We left him there with his mother. Back on the road, Barnes said, “Her grandmother’s old place. Maria might take her there to avoid the roadblocks.”
“We need to call Bill,” Cougar said.
“No,” Barnes said. “We go in there with guns blazing and they’ll both die.”
“Why don’t you call her?” Cougar asked. “You taught her everything she knows. Call her off.”
“I don’t know if I can.” He stared at his hands. “Maria is very angry at me. When I asked her about Abby, she was enraged. Accused me of choosing Denise over her. A couple hours after we talked, someone tried to shiv me in the prison yard.”
“You think Maria tried to have you killed?”

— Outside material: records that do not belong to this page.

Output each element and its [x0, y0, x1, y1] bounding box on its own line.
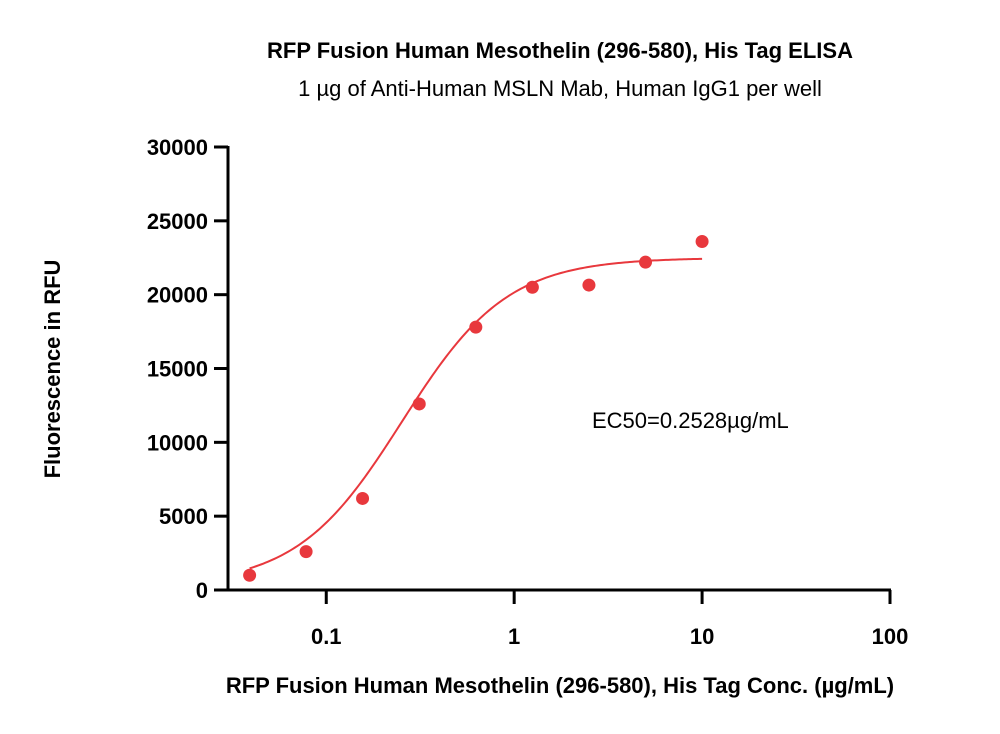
x-tick-label: 0.1 [311, 624, 342, 649]
data-point [695, 235, 709, 249]
y-axis: 0 5000 10000 15000 20000 25000 30000 [147, 135, 230, 603]
data-point [356, 491, 370, 505]
x-tick-label: 10 [690, 624, 714, 649]
x-tick-label: 100 [872, 624, 909, 649]
y-tick-label: 5000 [159, 504, 208, 529]
data-points [243, 235, 709, 582]
data-point [525, 280, 539, 294]
x-axis-label: RFP Fusion Human Mesothelin (296-580), H… [226, 673, 894, 698]
data-point [412, 397, 426, 411]
y-tick-label: 20000 [147, 283, 208, 308]
chart-subtitle: 1 µg of Anti-Human MSLN Mab, Human IgG1 … [298, 76, 822, 101]
y-tick-label: 10000 [147, 430, 208, 455]
data-point [299, 545, 313, 559]
ec50-annotation: EC50=0.2528µg/mL [592, 408, 789, 433]
y-axis-label: Fluorescence in RFU [40, 260, 65, 479]
data-point [469, 320, 483, 334]
x-tick-label: 1 [508, 624, 520, 649]
plot-area: 0 5000 10000 15000 20000 25000 30000 0.1 1 10 100 [147, 135, 909, 649]
y-tick-label: 30000 [147, 135, 208, 160]
y-tick-label: 25000 [147, 209, 208, 234]
data-point [243, 568, 257, 582]
x-axis: 0.1 1 10 100 [214, 588, 909, 649]
y-tick-label: 15000 [147, 357, 208, 382]
y-tick-label: 0 [196, 578, 208, 603]
data-point [639, 255, 653, 269]
data-point [582, 278, 596, 292]
chart-title: RFP Fusion Human Mesothelin (296-580), H… [267, 38, 853, 63]
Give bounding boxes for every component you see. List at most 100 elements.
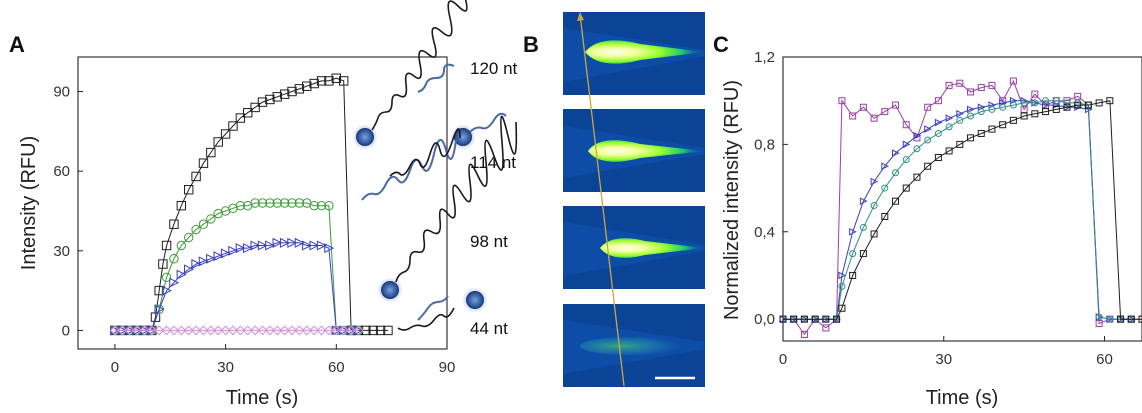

“I called her, asked for help. I was moved to a new cell, with a man who said Maria was paying him to protect me. He tried to kill me.”
“So you escaped not to save Abby, but to save your own skin?” Cougar asked.
“No! I realized how out of control she was, what she might do.”
“Who was the other body?” I asked. “I assume one of them was your cell mate?”
Barnes shook his head. “Don’t ask questions you don’t want the answers to.”
“Murdering bastard,” Cougar said, then looked at me. “Is this the kind of help you want?”
I met his gaze. “I want any help that gets Abby back.” To Barnes, I said, “So, what do we do?”
Barnes had a plan in motion, an operative he trusted on the inside. When he asked us to wait until nightfall, Cougar was enraged and I was frustrated, but we had to do as he asked. We rented a cheap motel room with
double beds to catch a little rest until we could meet with his man.
Cougar immediately entered the bathroom, and I heard the shower come on a moment later. Barnes squeezed my shoulder and stood. “Get some sleep. I’ll wake you when it’s time.”
“Where are you going?”
“To stand watch.” He gave me a tired smile. “Never trust anyone completely, Denise.”
He went outside, shutting the door behind him.
Cougar emerged from the bathroom shortly afterward, fully clothed and toweling his hair. He merely nodded when I told him where Barnes had gone. Then he walked over to the other bed and lay down with his back to me, facing the wall.
I rose and pulled the shades. Hesitantly, I approached the bed. Cougar didn’t speak when I slipped in beside him, but he flinched when I wrapped my arms around his waist. I wanted to tell him so many things—
Thank you
…
I’m sorry
…
—but I didn’t know how. Would he ever forgive me?
He covered my hands with his, and I felt a tear slide down my nose.
Barnes was wrong. I did have someone I could trust completely.